Henry y Phoebe Sprague estaban sentados a una mesa de la terraza del Wayside Inn. Por primera vez aquel verano Henry había sacado a Phoebe a almorzar fuera un domingo, y en los labios de ésta se dibujaba una sonrisa. Siempre le había gustado observar a la gente y aquel día la calle principal de Chatham estaba muy animada. Turistas y lugareños iban de compras y entraban y salían de las tiendas o se dirigían a alguno de los numerosos restaurantes. Henry echó una ojeada a la carta que le había entregado la camarera. «Pediremos huevos Benedict —pensó—. A Phoebe siempre le ha gustado cómo los hacen aquí».
—Buenos días. ¿Saben ya lo que van a tomar?
Henry levantó la vista y se quedó mirando a la preciosa camarera. Era Tina, la chica que había visto en el bar de enfrente de la peluquería a principios de julio, la misma que, según Scott Covey, trabajaba como actriz en el teatro Cape.
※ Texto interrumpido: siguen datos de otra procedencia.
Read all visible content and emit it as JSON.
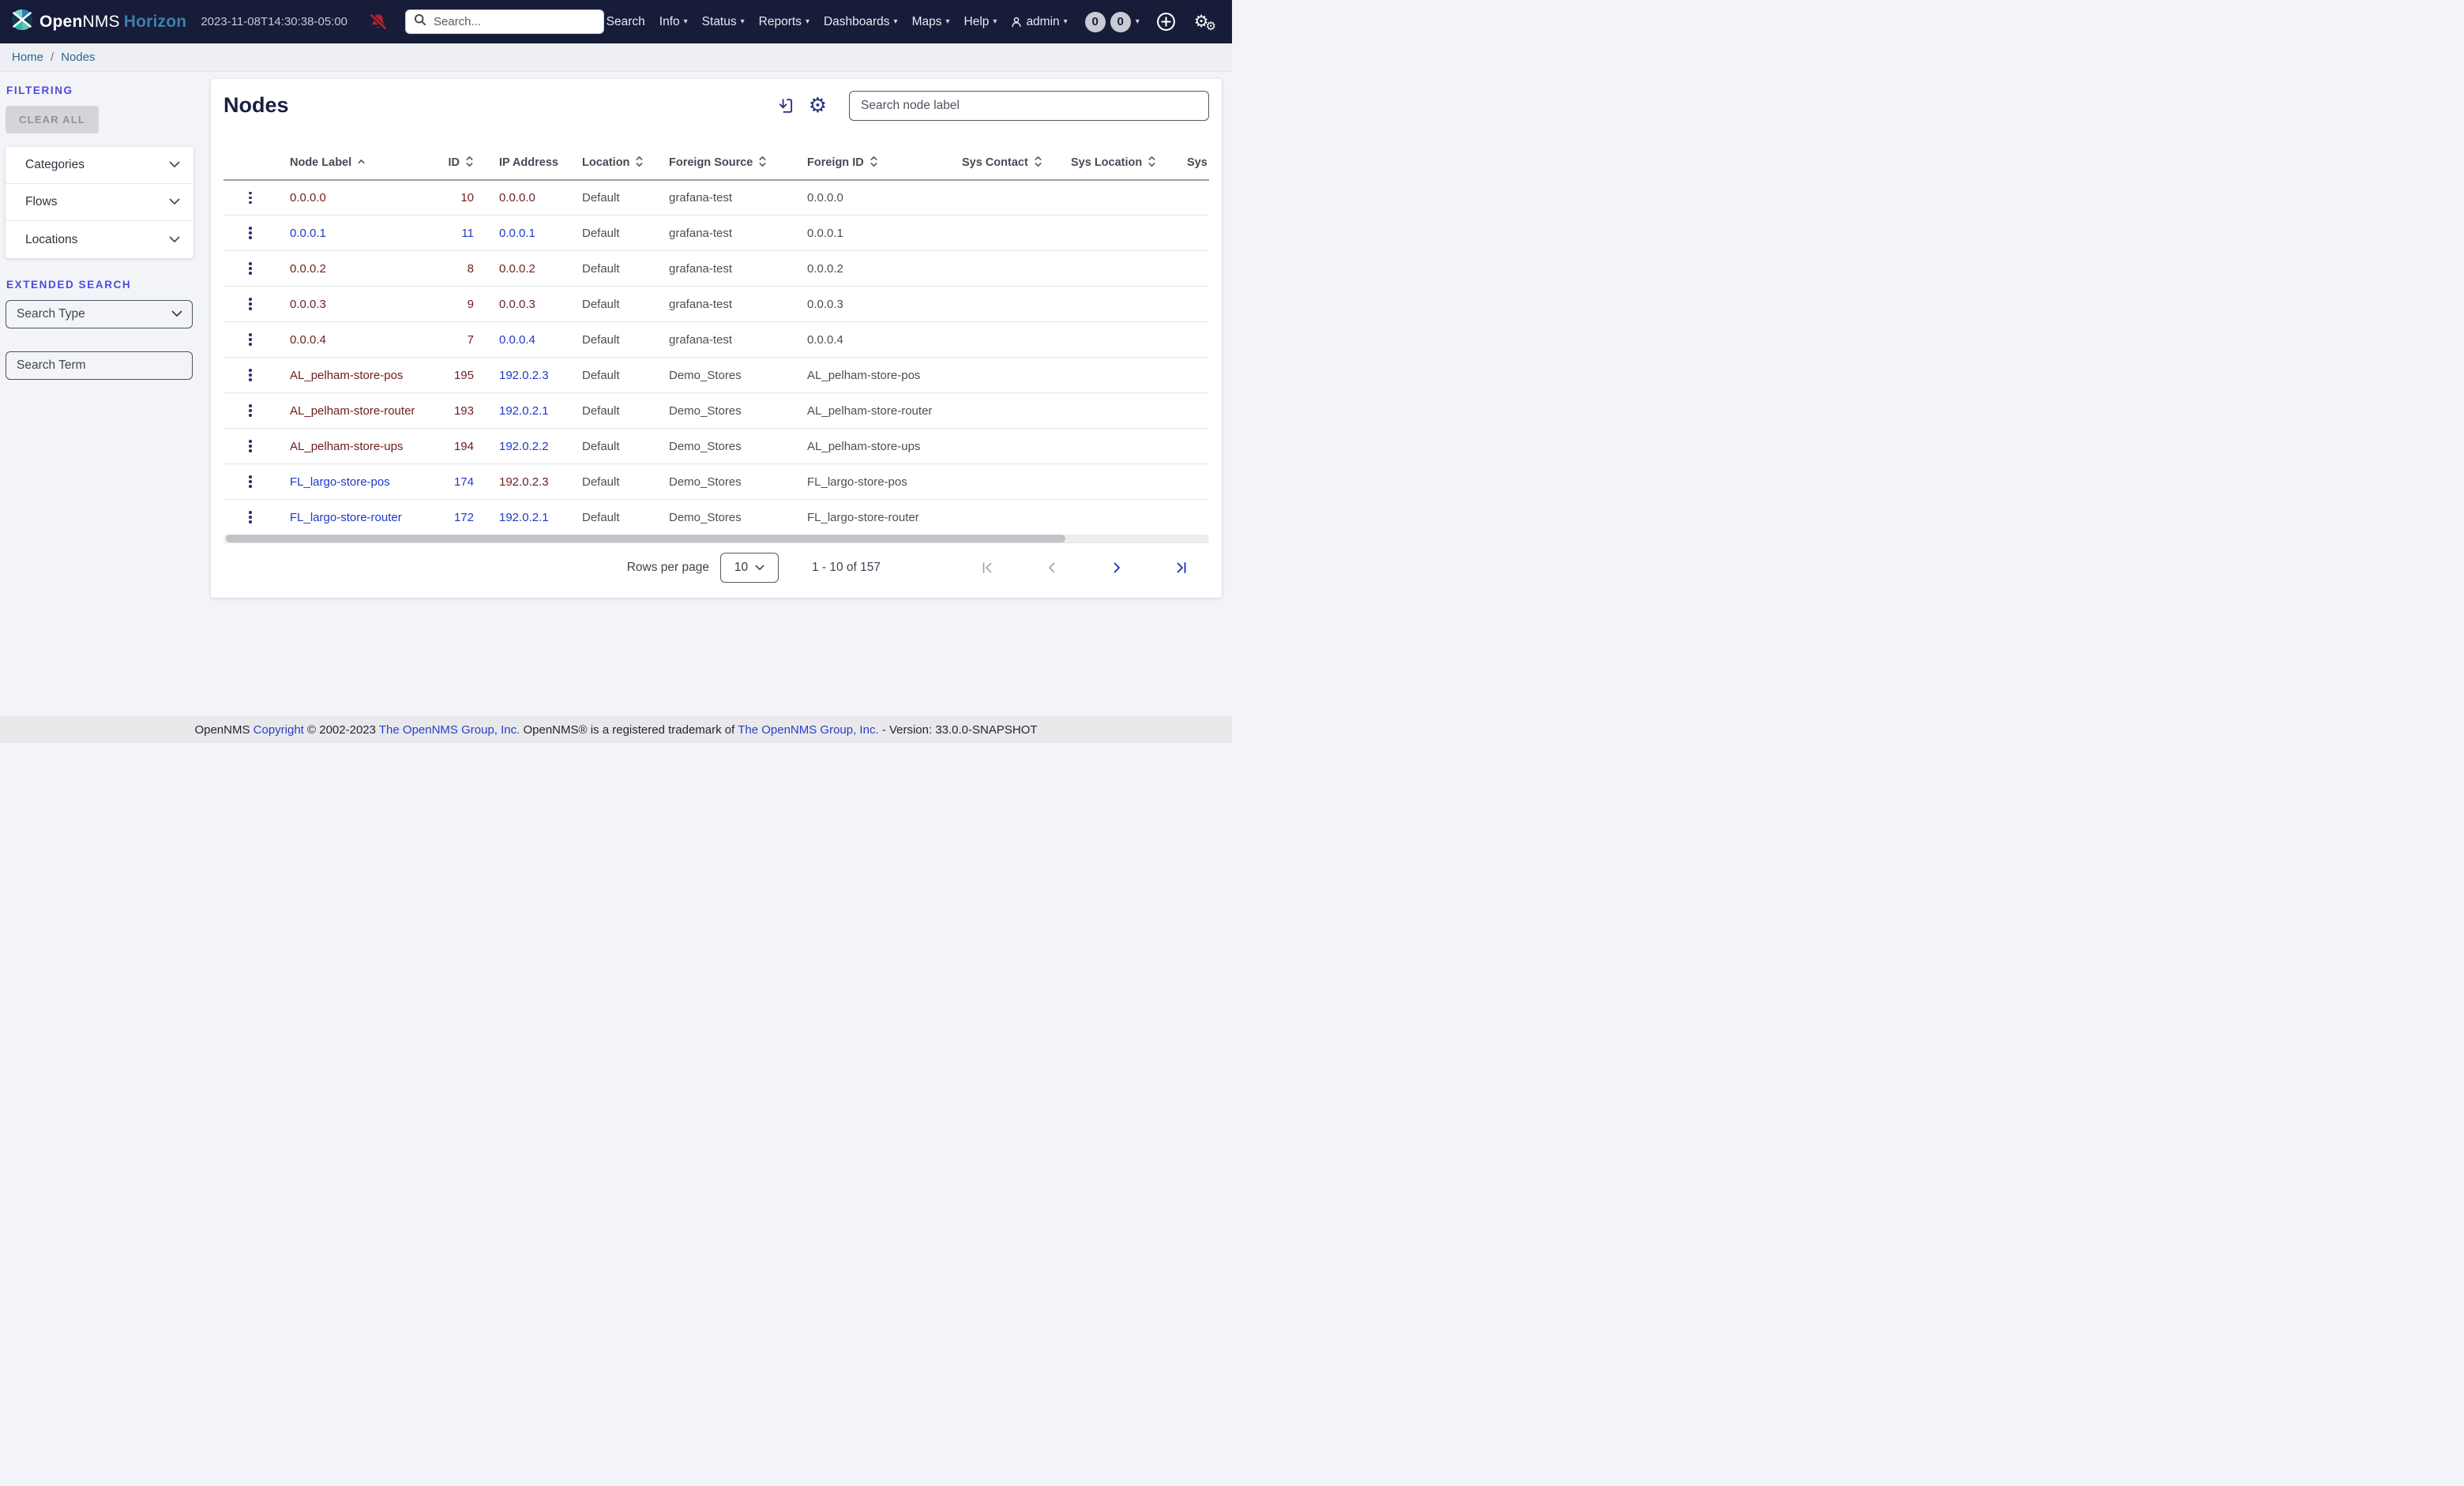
{
  "colors": {
    "navbar_bg": "#171c38",
    "brand_product": "#3d7fae",
    "bell_red": "#b5242f",
    "heading_indigo": "#4b4be0",
    "link_blue": "#2038c8",
    "link_visited": "#6e1d1d",
    "icon_navy": "#273180",
    "pager_active": "#2233b5",
    "pager_disabled": "#a6a9af"
  },
  "navbar": {
    "brand": {
      "open": "Open",
      "nms": "NMS",
      "product": "Horizon"
    },
    "timestamp": "2023-11-08T14:30:38-05:00",
    "search_placeholder": "Search...",
    "menu": [
      {
        "label": "Search",
        "caret": false
      },
      {
        "label": "Info",
        "caret": true
      },
      {
        "label": "Status",
        "caret": true
      },
      {
        "label": "Reports",
        "caret": true
      },
      {
        "label": "Dashboards",
        "caret": true
      },
      {
        "label": "Maps",
        "caret": true
      },
      {
        "label": "Help",
        "caret": true
      },
      {
        "label": "admin",
        "caret": true,
        "user": true
      }
    ],
    "badges": [
      "0",
      "0"
    ]
  },
  "breadcrumb": {
    "items": [
      "Home",
      "Nodes"
    ],
    "separator": "/"
  },
  "sidebar": {
    "filtering_heading": "FILTERING",
    "clear_all": "CLEAR ALL",
    "accordions": [
      "Categories",
      "Flows",
      "Locations"
    ],
    "extended_heading": "EXTENDED SEARCH",
    "search_type_label": "Search Type",
    "search_term_placeholder": "Search Term"
  },
  "main": {
    "title": "Nodes",
    "node_search_placeholder": "Search node label",
    "columns": [
      {
        "label": "Node Label",
        "sort": "asc"
      },
      {
        "label": "ID",
        "sort": "both",
        "numeric": true
      },
      {
        "label": "IP Address",
        "sort": "none"
      },
      {
        "label": "Location",
        "sort": "both"
      },
      {
        "label": "Foreign Source",
        "sort": "both"
      },
      {
        "label": "Foreign ID",
        "sort": "both"
      },
      {
        "label": "Sys Contact",
        "sort": "both"
      },
      {
        "label": "Sys Location",
        "sort": "both"
      },
      {
        "label": "Sys Description",
        "sort": "both"
      }
    ],
    "rows": [
      {
        "label": "0.0.0.0",
        "label_color": "visited",
        "id": "10",
        "id_color": "visited",
        "ip": "0.0.0.0",
        "ip_color": "visited",
        "location": "Default",
        "foreign_source": "grafana-test",
        "foreign_id": "0.0.0.0",
        "sys_contact": "",
        "sys_location": "",
        "sys_description": ""
      },
      {
        "label": "0.0.0.1",
        "label_color": "link",
        "id": "11",
        "id_color": "link",
        "ip": "0.0.0.1",
        "ip_color": "link",
        "location": "Default",
        "foreign_source": "grafana-test",
        "foreign_id": "0.0.0.1",
        "sys_contact": "",
        "sys_location": "",
        "sys_description": ""
      },
      {
        "label": "0.0.0.2",
        "label_color": "visited",
        "id": "8",
        "id_color": "visited",
        "ip": "0.0.0.2",
        "ip_color": "visited",
        "location": "Default",
        "foreign_source": "grafana-test",
        "foreign_id": "0.0.0.2",
        "sys_contact": "",
        "sys_location": "",
        "sys_description": ""
      },
      {
        "label": "0.0.0.3",
        "label_color": "visited",
        "id": "9",
        "id_color": "visited",
        "ip": "0.0.0.3",
        "ip_color": "visited",
        "location": "Default",
        "foreign_source": "grafana-test",
        "foreign_id": "0.0.0.3",
        "sys_contact": "",
        "sys_location": "",
        "sys_description": ""
      },
      {
        "label": "0.0.0.4",
        "label_color": "visited",
        "id": "7",
        "id_color": "visited",
        "ip": "0.0.0.4",
        "ip_color": "link",
        "location": "Default",
        "foreign_source": "grafana-test",
        "foreign_id": "0.0.0.4",
        "sys_contact": "",
        "sys_location": "",
        "sys_description": ""
      },
      {
        "label": "AL_pelham-store-pos",
        "label_color": "visited",
        "id": "195",
        "id_color": "visited",
        "ip": "192.0.2.3",
        "ip_color": "link",
        "location": "Default",
        "foreign_source": "Demo_Stores",
        "foreign_id": "AL_pelham-store-pos",
        "sys_contact": "",
        "sys_location": "",
        "sys_description": ""
      },
      {
        "label": "AL_pelham-store-router",
        "label_color": "visited",
        "id": "193",
        "id_color": "visited",
        "ip": "192.0.2.1",
        "ip_color": "link",
        "location": "Default",
        "foreign_source": "Demo_Stores",
        "foreign_id": "AL_pelham-store-router",
        "sys_contact": "",
        "sys_location": "",
        "sys_description": ""
      },
      {
        "label": "AL_pelham-store-ups",
        "label_color": "visited",
        "id": "194",
        "id_color": "visited",
        "ip": "192.0.2.2",
        "ip_color": "link",
        "location": "Default",
        "foreign_source": "Demo_Stores",
        "foreign_id": "AL_pelham-store-ups",
        "sys_contact": "",
        "sys_location": "",
        "sys_description": ""
      },
      {
        "label": "FL_largo-store-pos",
        "label_color": "link",
        "id": "174",
        "id_color": "link",
        "ip": "192.0.2.3",
        "ip_color": "visited",
        "location": "Default",
        "foreign_source": "Demo_Stores",
        "foreign_id": "FL_largo-store-pos",
        "sys_contact": "",
        "sys_location": "",
        "sys_description": ""
      },
      {
        "label": "FL_largo-store-router",
        "label_color": "link",
        "id": "172",
        "id_color": "link",
        "ip": "192.0.2.1",
        "ip_color": "link",
        "location": "Default",
        "foreign_source": "Demo_Stores",
        "foreign_id": "FL_largo-store-router",
        "sys_contact": "",
        "sys_location": "",
        "sys_description": ""
      }
    ],
    "pagination": {
      "rows_per_page_label": "Rows per page",
      "rows_per_page_value": "10",
      "range_text": "1 - 10 of 157"
    }
  },
  "footer": {
    "segments": [
      {
        "text": "OpenNMS ",
        "link": false
      },
      {
        "text": "Copyright",
        "link": true
      },
      {
        "text": " © 2002-2023 ",
        "link": false
      },
      {
        "text": "The OpenNMS Group, Inc.",
        "link": true
      },
      {
        "text": " OpenNMS® is a registered trademark of ",
        "link": false
      },
      {
        "text": "The OpenNMS Group, Inc.",
        "link": true
      },
      {
        "text": " - Version: 33.0.0-SNAPSHOT",
        "link": false
      }
    ]
  }
}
En el rostro de ella no había indicios de que lo hubiera reconocido, pero era lógico, porque aquel día apenas había tenido tiempo de mirarlo antes de salir corriendo del bar.
—Sí, ya estamos listos para pedir.
Durante toda la comida, Henry Sprague no dejó de hacer comentarios sobre los transeúntes.
—Mira, Phoebe, los nietos de Jim Snow. ¿Te acuerdas cuando íbamos al teatro con los Snow?
—Deja de preguntarme si me acuerdo. Claro que me acuerdo —le espetó Phoebe, y tomó otro sorbo de café. Un instante después, se inclinó hacia adelante y se puso a mirar a su alrededor; sus ojos pasaban rápidamente de una mesa a otra—. Cuánta gente hay —murmuró—. Quiero irme de aquí.
Henry suspiró. Esperaba que aquella reacción hubiera sido una buena señal. Para alguna gente, la tacrina resultaba un medicamento muy eficaz y detenía temporalmente, e incluso hacía retroceder, el deterioro de los enfermos de Alzheimer. Desde que se lo habían recetado a Phoebe, Henry creyó percibir algún que otro momento de lucidez. ¿Ó acaso se estaba aferrando a un clavo ardiente?
La camarera le trajo la cuenta. Después de depositar el dinero, Henry la miró. La joven tenía una expresión de preocupación y decaimiento; su amplia sonrisa había desaparecido. «Me ha reconocido —pensó Henry—, y se pregunta si la he relacionado con Scott Covey». Se alegró de haberse percatado, pero no estaba dispuesto a enseñar sus cartas. Con una sonrisa impersonal, se levantó y ayudó a Phoebe a hacer lo mismo.
—¿Estás lista, querida?
Al ponerse de pie, Phoebe miró a la camarera.
—¿Cómo estás, Tina? —le preguntó.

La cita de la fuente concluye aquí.